30 May–10 June, 2022
Mondays, Wednesdays, and Fridays at 4:30–6:30 PM (Beirut time/GMT+3)
This seminar will be held online
REGISTRATION IS NOW CLOSED
This seminar will engage a songwriting discourse around the legacy of the collaborative communion between Egyptian composer Halim El Dabh, American choreographer Martha Graham, and Japanese-American sculptor Isamu Noguchi for the iconic 1958 ballet, Clytemnestra.
We will examine the methodology behind its music, choreography, and sculpture; its references (including the 1932 Cairo Congress of Arab Music); the development of percussion-based music notation; the inception of electronic music; the trap as a trope; and the impact Clytemnestra left on each of its creators. We’ll also be tuning in to broader collaborative strategies, such as the use of the score as a means to communicate across mediums.

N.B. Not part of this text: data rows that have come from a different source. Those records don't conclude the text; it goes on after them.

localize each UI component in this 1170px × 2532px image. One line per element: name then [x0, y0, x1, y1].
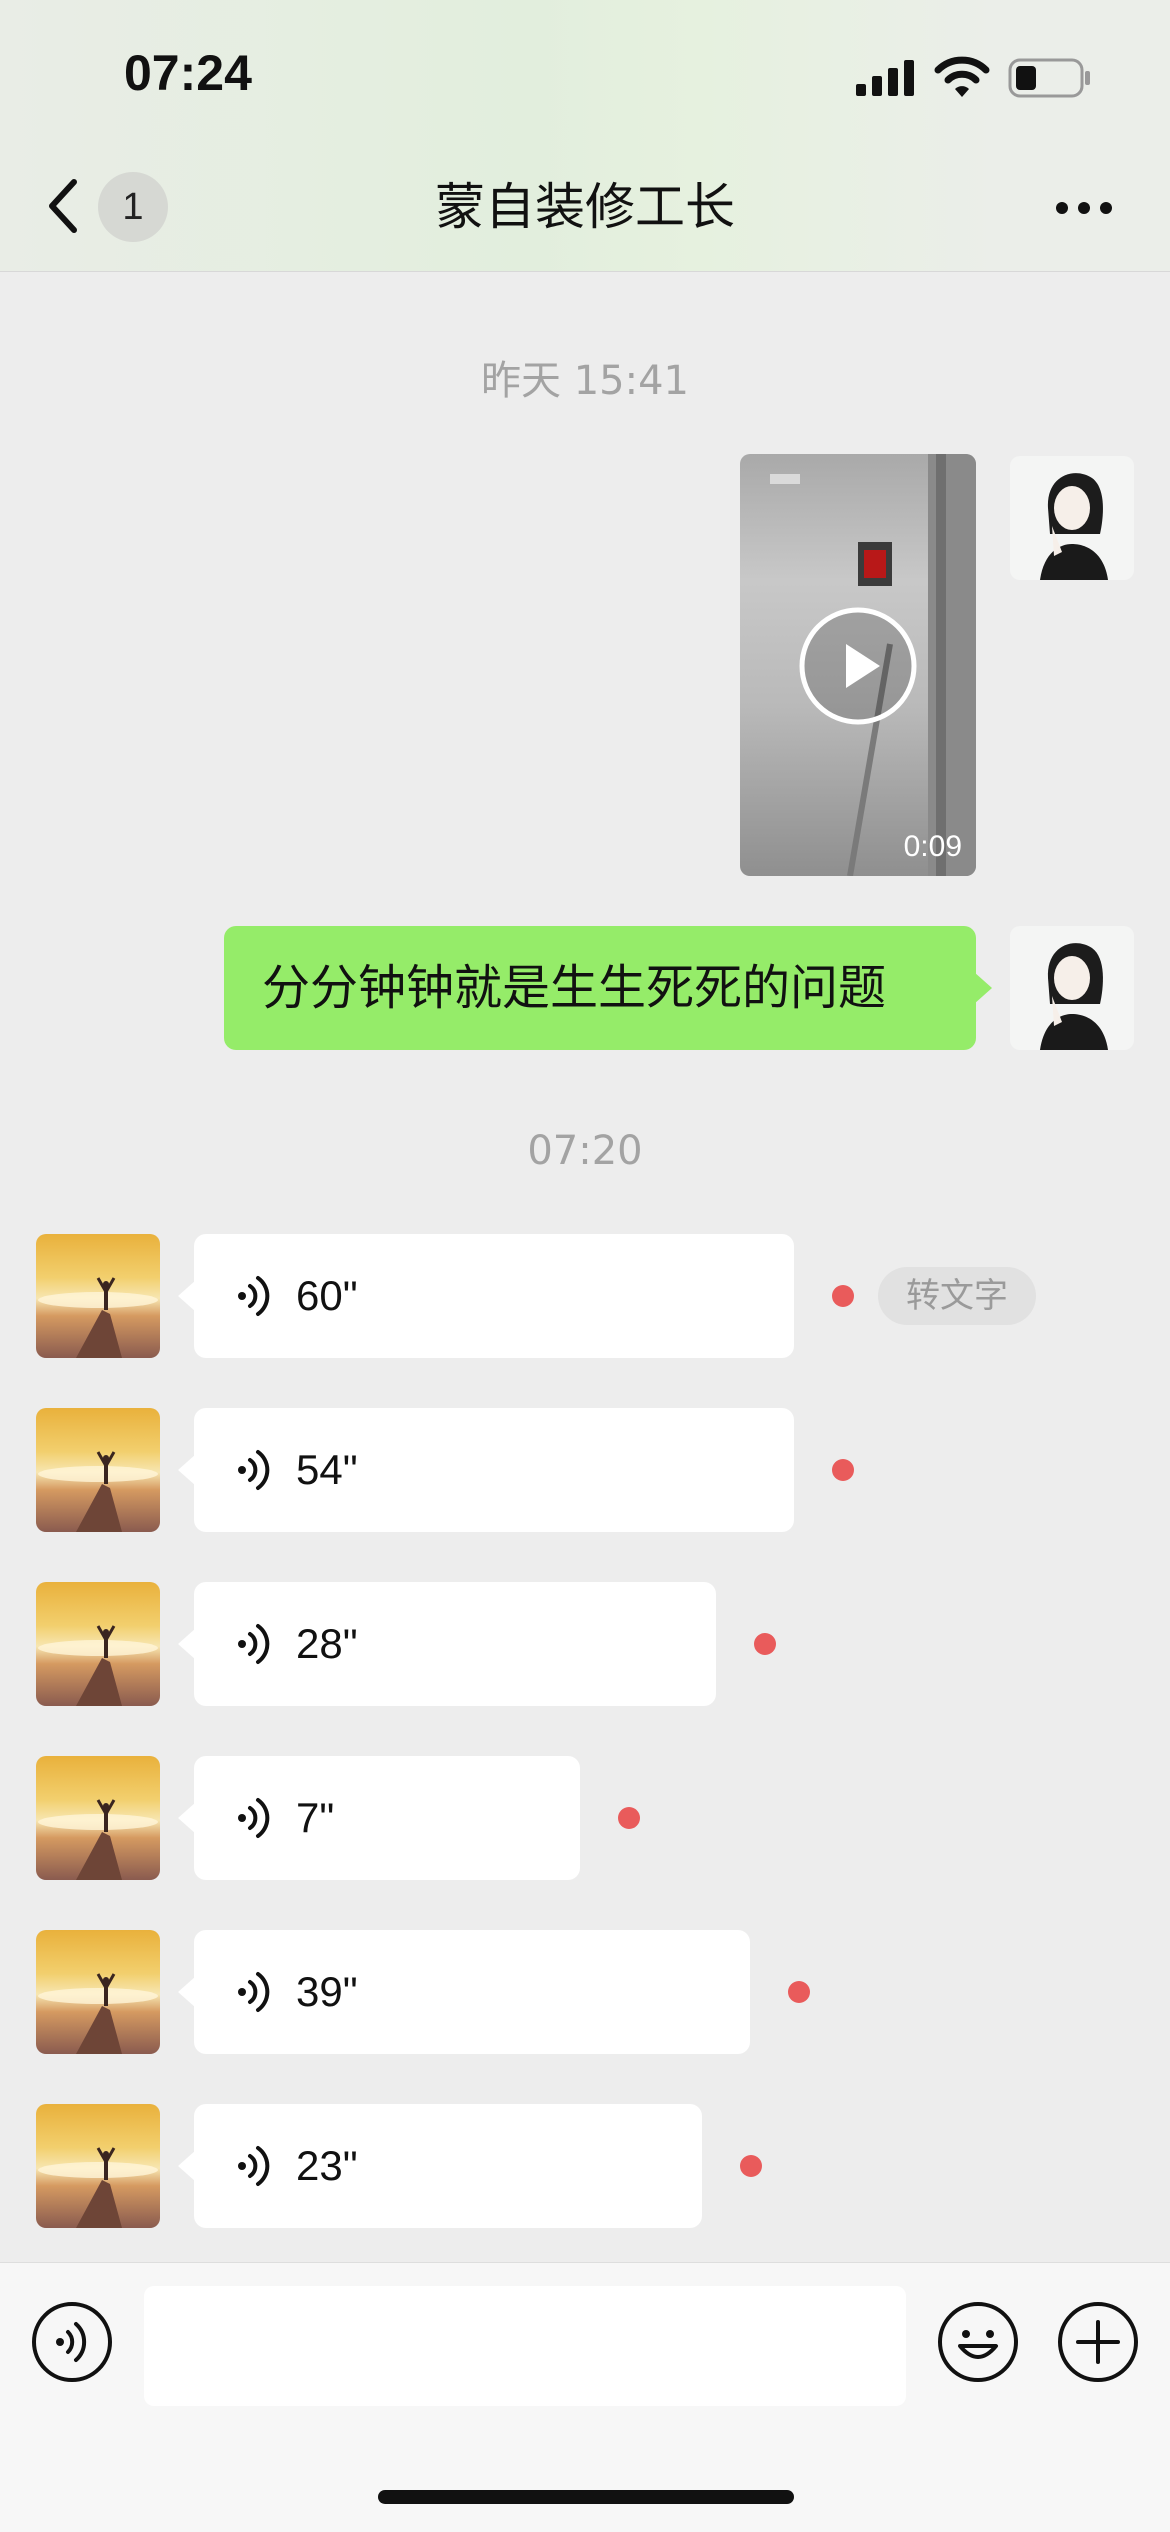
status-time: 07:24 — [124, 45, 252, 101]
avatar-image — [38, 1277, 158, 1358]
voice-wave-icon — [238, 1450, 270, 1490]
video-duration: 0:09 — [903, 830, 962, 863]
voice-duration: 60" — [296, 1272, 358, 1319]
voice-duration: 39" — [296, 1968, 358, 2015]
voice-message-bubble[interactable]: 39" — [178, 1930, 750, 2054]
cell-signal-icon — [856, 60, 914, 96]
wifi-icon — [934, 56, 990, 97]
avatar[interactable] — [36, 2104, 160, 2228]
to-text-button[interactable]: 转文字 — [878, 1267, 1036, 1325]
chat-title: 蒙自装修工长 — [435, 178, 735, 236]
voice-input-icon[interactable] — [30, 2300, 114, 2384]
avatar[interactable] — [1010, 926, 1134, 1050]
avatar[interactable] — [36, 1756, 160, 1880]
avatar[interactable] — [1010, 456, 1134, 580]
plus-icon[interactable] — [1056, 2300, 1140, 2384]
voice-message-bubble[interactable]: 60" — [178, 1234, 794, 1358]
emoji-icon[interactable] — [936, 2300, 1020, 2384]
video-message[interactable]: 0:09 — [740, 454, 976, 876]
unread-dot — [618, 1807, 640, 1829]
avatar[interactable] — [36, 1408, 160, 1532]
unread-dot — [754, 1633, 776, 1655]
avatar-image — [38, 1973, 158, 2054]
message-input[interactable] — [144, 2286, 906, 2406]
avatar-image — [38, 1625, 158, 1706]
voice-message-bubble[interactable]: 7" — [178, 1756, 580, 1880]
avatar-image — [1040, 473, 1108, 580]
avatar[interactable] — [36, 1234, 160, 1358]
voice-duration: 7" — [296, 1794, 335, 1841]
battery-icon — [1008, 58, 1090, 98]
avatar-image — [38, 1451, 158, 1532]
sent-text-bubble[interactable]: 分分钟钟就是生生死死的问题 — [224, 926, 992, 1050]
avatar[interactable] — [36, 1930, 160, 2054]
voice-message-bubble[interactable]: 23" — [178, 2104, 702, 2228]
avatar-image — [1040, 943, 1108, 1050]
voice-message-bubble[interactable]: 28" — [178, 1582, 716, 1706]
voice-wave-icon — [238, 1798, 270, 1838]
avatar-image — [38, 1799, 158, 1880]
unread-dot — [740, 2155, 762, 2177]
voice-wave-icon — [238, 1276, 270, 1316]
avatar-image — [38, 2147, 158, 2228]
voice-duration: 54" — [296, 1446, 358, 1493]
voice-duration: 23" — [296, 2142, 358, 2189]
avatar[interactable] — [36, 1582, 160, 1706]
unread-dot — [832, 1459, 854, 1481]
more-dots-icon[interactable] — [1054, 196, 1114, 220]
voice-wave-icon — [238, 2146, 270, 2186]
voice-wave-icon — [238, 1972, 270, 2012]
play-icon[interactable] — [796, 604, 920, 728]
voice-message-bubble[interactable]: 54" — [178, 1408, 794, 1532]
unread-dot — [832, 1285, 854, 1307]
voice-duration: 28" — [296, 1620, 358, 1667]
home-indicator — [378, 2490, 794, 2504]
timestamp: 07:20 — [527, 1128, 643, 1174]
timestamp: 昨天 15:41 — [481, 358, 689, 404]
unread-dot — [788, 1981, 810, 2003]
voice-wave-icon — [238, 1624, 270, 1664]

Joe Namy is an artist, educator, and composer, often working collaboratively and across mediums—in performance, sculpture, photography, text, video, and installation. His practice focuses on the social constructs of music and organized sound, such as the pageantry and geopolitics of opera; noise laws and the gender dynamics of bass; the colors and tones of militarization; the migration patterns of instruments and songs; and the complexities of translation from language to language, score to sound, and drum to dance. Namy holds a monthly DJ residency, Rhythm x Rhythm, on Radio Alhara; is a Sundance/TIME Studios/Kendeda fellow; and is the 2021–22 artist-in-residence for the London Borough of Barking and Dagenham.